L’œuvre (ou faudrait-il l’appeler le kò comme le fait le poète Monchoachi ?) est constituée de pagnes, de papiers tissés et assemblés ; ce qu’elle nomme un « corps-palimpseste ». Les papiers sont ensuite recouverts d’une « mélasse noire » composée d’indigo, de feuilles d’or et de colle arabique pour mieux unifier et conserver le tout qui évolue dans le temps. Valérie John trace ensuite sa propre signature comme un signe d’une outre-mémoire (qui est aussi le titre d’une œuvre du même nom réalisée entre 1998 et 2021).
Valérie John, Pas un instant n’est figé, pas un mot n’est précis…, 130 x 180 cm, années 2000, technique mixte, papier tissé. © Photo : Robert Charlotte
Valérie John, Ne regarde pas sans voir…, 88 x 149 cm, années 1990, technique mixte, papier tissé. © Photo : Robert Charlotte
« Je veux être une femme qui arpente… Je veux être celle qui expérimente… Je veux être une archéologue… » Échos de la voix de Valérie John.
Le tissage, dans cette partie du monde, n’est pas qu’une pratique, c’est une archéologie et une remontée des corps. Tisser, dans ce cas, veut probablement dire : prendre conscience de ce corps mixte, de cette texture plastique faite de plusieurs matières et mémoires qu’est le kò créole. Mais aussi, soigner et lier-relier cette texture, cette trame trop longtemps arrachée qui est celle du corps d’une femme noire et martiniquaise, celle des boues et des eaux antillaises. Ti-sser, comme une résistance, une plasticité, une médecine. Comme la pratique qui répond le mieux à l’incréé de ces géographies. Ti-sser aussi comme une manière de dire le monde et d’aller au monde :
« Le monde existait aux alentours. Il vibrait. Mais comment trouver la route qui y menait ? »

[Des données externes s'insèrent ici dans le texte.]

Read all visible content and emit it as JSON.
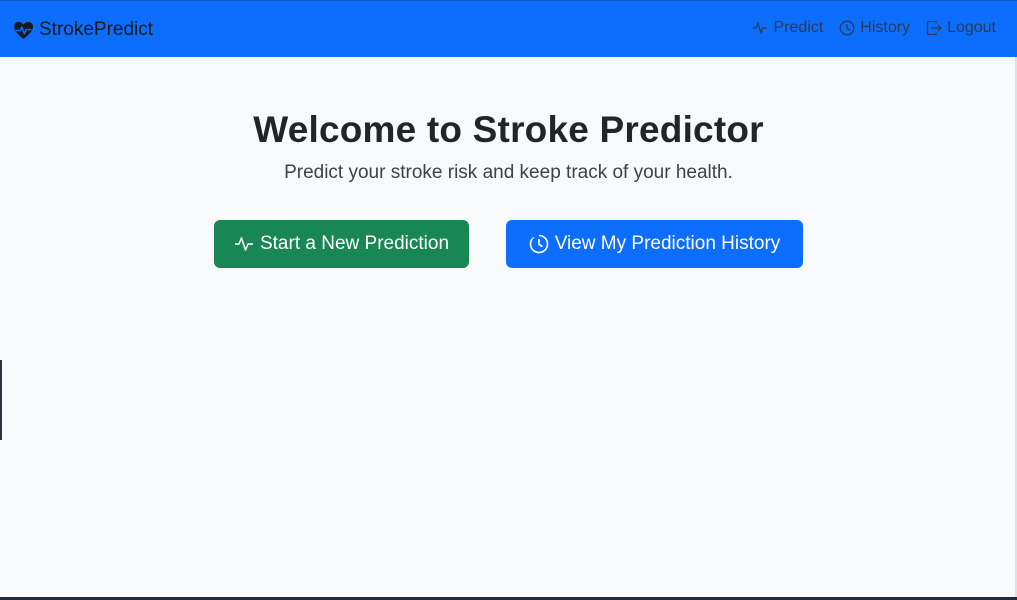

À la fin, l’œuvre s’ancre dans une histoire de l’art antillaise et guyanaise (elle-même prise dans une histoire de l’art plus globale de l’« Atlantique noir ») qui est à apprendre et non à avaler…
Chris Cyrille
Valérie John (Vigon) est née à Fort-de-France (Martinique) en 1964. C’est à Paris qu’elle explore, de 1981 à 1983, les arts scénographiques, les arts plastiques, la sémiologie et le pagne (en tant que sujet d’étude). Elle voyage ensuite, entre 1983 et 1987, en Afrique, du Sénégal au Mali jusqu’en Mauritanie. Elle participe un temps au Laboratoire Agit’art (Dakar, 1974). Titulaire du CAPES, elle retourne en Martinique en 1987 et commence son oeuvre dès 1998. Directrice du département des arts visuels du Campus Caraïbéen des Arts (Fort-de-France) de 2011 à 2015, elle est faite chevalière de l’ordre des Arts et des Lettres cette même année 2015. Elle a exposé en Afrique, aux États-Unis, au Canada et dans la Caraïbe.